|The Department of Nuclear Engineering and Management, University of Tokyo|
|Abe Laboratory (Nuclear Materials and Radiation Effects)|
|Associate Professor||Hiroaki Abe|
|Research Associates||Takeo Iwai, Takashi Onitsuka, Yoshihisa Nakazono|
|Research staffs||Yoshio Katano, Takao Omata|
Irradiation effects are one of typical environmental issues in nuclear power plants, space crafts and so on. Microstructural evolutions and phase transitions are introduced under irradiations, which deteriorate materials properties. We investigate the radiation-induced phenomena by means of microstructural observations, chemical analysis and mechanical properties. Examples of recent projects are on stainless steel, zircaloy, ZrO2, CeO2, and nuclear fuel. The typical experimental equipment is ion accelerators, TEM, SEM, AFM, positrons, EELS, EDS, Raman, FT-IR, micro-indentation and others.
Fullerene is one of the promising materials for synthesizing wide variety of dimensionalities and shape with large space for enclosing foreign elements. In this study we investigate interactions of fullerene with foreign elements and radiation effects by experimental and theoretical techniques; ion accelerators, TEM, SEM, EDS, Raman, FT-IR, TG-DTA, Chromatography and others.
Our lab circumstance is open-minded and people are so motivated scientifically. People can learn as much techniques as they want. They enjoy technical assistance at first, and finally become independent scientists with excellent technical skills and abilities. Students are encouraged to present their progress at conferences (domestic and international) and publishing research papers. We are good relation to Sekimura Lab and Katsumura Lab not only with scientific corporations but also recreations.
Energetic particles introduce dense atomic displacements so called cascades. We developed a new technique related to transmission electron microscopy (TEM), and have found mobile and unstable defect clusters associated with cascades, invisible by conventional TEM.
•H. Abe, N. Sekimura, Y. Yang, Journal of Nuclear Materials 323 (2003) 220–228, Stability and mobility of defect clusters in copper under displacement cascade conditions.
•Z.C. Li, H. Abe and N. Sekimura, Journal of Nuclear Materials (2007) in press, Detection of point defects upon ion irradiation by means of precipitate coherency.

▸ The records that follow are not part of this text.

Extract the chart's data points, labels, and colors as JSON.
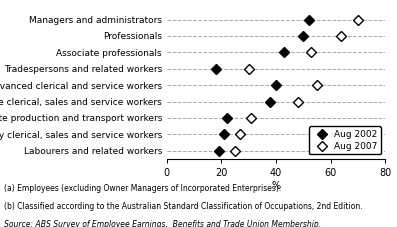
{
  "categories": [
    "Managers and administrators",
    "Professionals",
    "Associate professionals",
    "Tradespersons and related workers",
    "Advanced clerical and service workers",
    "Intermediate clerical, sales and service workers",
    "Intermediate production and transport workers",
    "Elementary clerical, sales and service workers",
    "Labourers and related workers"
  ],
  "aug2002": [
    52,
    50,
    43,
    18,
    40,
    38,
    22,
    21,
    19
  ],
  "aug2007": [
    70,
    64,
    53,
    30,
    55,
    48,
    31,
    27,
    25
  ],
  "xlim": [
    0,
    80
  ],
  "xticks": [
    0,
    20,
    40,
    60,
    80
  ],
  "xlabel": "%",
  "footnote1": "(a) Employees (excluding Owner Managers of Incorporated Enterprises).",
  "footnote2": "(b) Classified according to the Australian Standard Classification of Occupations, 2nd Edition.",
  "source": "Source: ABS Survey of Employee Earnings,  Benefits and Trade Union Membership.",
  "legend_2002": "Aug 2002",
  "legend_2007": "Aug 2007",
  "bg_color": "#ffffff",
  "grid_color": "#aaaaaa",
  "marker_filled": "o",
  "marker_open": "o",
  "marker_size": 6
}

Degradation of pressure vessel steels in nuclear power plants is thought to be induced by Cu, Mn, Ni, Si clusters invisible by TEM. We developed positron beam system interfaced with an ion accelerator so as to detect vacancies and their diffusion process simultaneously.
•T. Iwai, Y. Ito and M. Koshimizu, Journal of Nuclear Materials 329-333 (2004) 963-966, Vacancy-type defect production in iron under ion beam irradiation investigated with positron beam Doppler broadening technique.
•Development of fuel cladding materials for supercritical light water reactor (SCWR)
•Dual-beam irradiation effects for simulation of degradation of fusion reactor materials
•Ion irradiation effects in fluorite-type crystals for simulation of high burn-up microstructure in nuclear fuels
One of the approaches for increasing the power of nuclear plants is to enlarge the critical heat flux of fuel claddings by improving the wettability for light water. The hydrophilic oxide thin films on metal substrates were achieved by the dosage of gamma ray irradiation. Experimental and theoretical approaches have done to clarify its mechanism and evaluate efficiency in the practical environment.
•M. Kariyazaki, H. Abe, A. Sayano, F. Kano, Y. Katano, T. Onitsuka and N. Sekimura, J. Japan Inst. Metals 71 (2007) in press (Japanese), Ray Type Dependence of Radiation Induced Surface Activation Phenomenon.
Structural characteristics of fullerene, such as large surface and enclosed space, are expected to have efficient absorption of foreign elements. Radiation effects have studied to clarify the stability of fullerene by means of Raman spectroscopy.
•N. Sakaguchi, H. Abe, N. Sekimura1 and Y. Katano, J. Japan Inst. Metals 71 (2007) in press (Japanese), Defect Formation in C60 Molecules under Irradiation with Electrons and γ-ray.
Cosmic dust is energetic microparticles consisting with billions of atoms. Its density, energy and other information are clues to understand the origin of the solar system and the universe. Microparticle acceleration technique was developed and applied to test real-time dust detectors. One of the detectors is scheduled to be loaded on Bepi Colombo, Mercury orbiter being launched on 2013.
T. Miyachi, M. Fujii, N. Hasebe, M.N. Kobayashi, G. Kuraza, A. Nagashima, Y. Nakamura, K. Nogami, T. Iwai, S. Sasaki, H. Ohashi, S. Hasegawa, H. Yano, H. Shibata, Advances in Space Research 35 (2005) 1263-1269, Velocity Dependent Response of a Piezoelectric material to Hypervelocity Microparticles.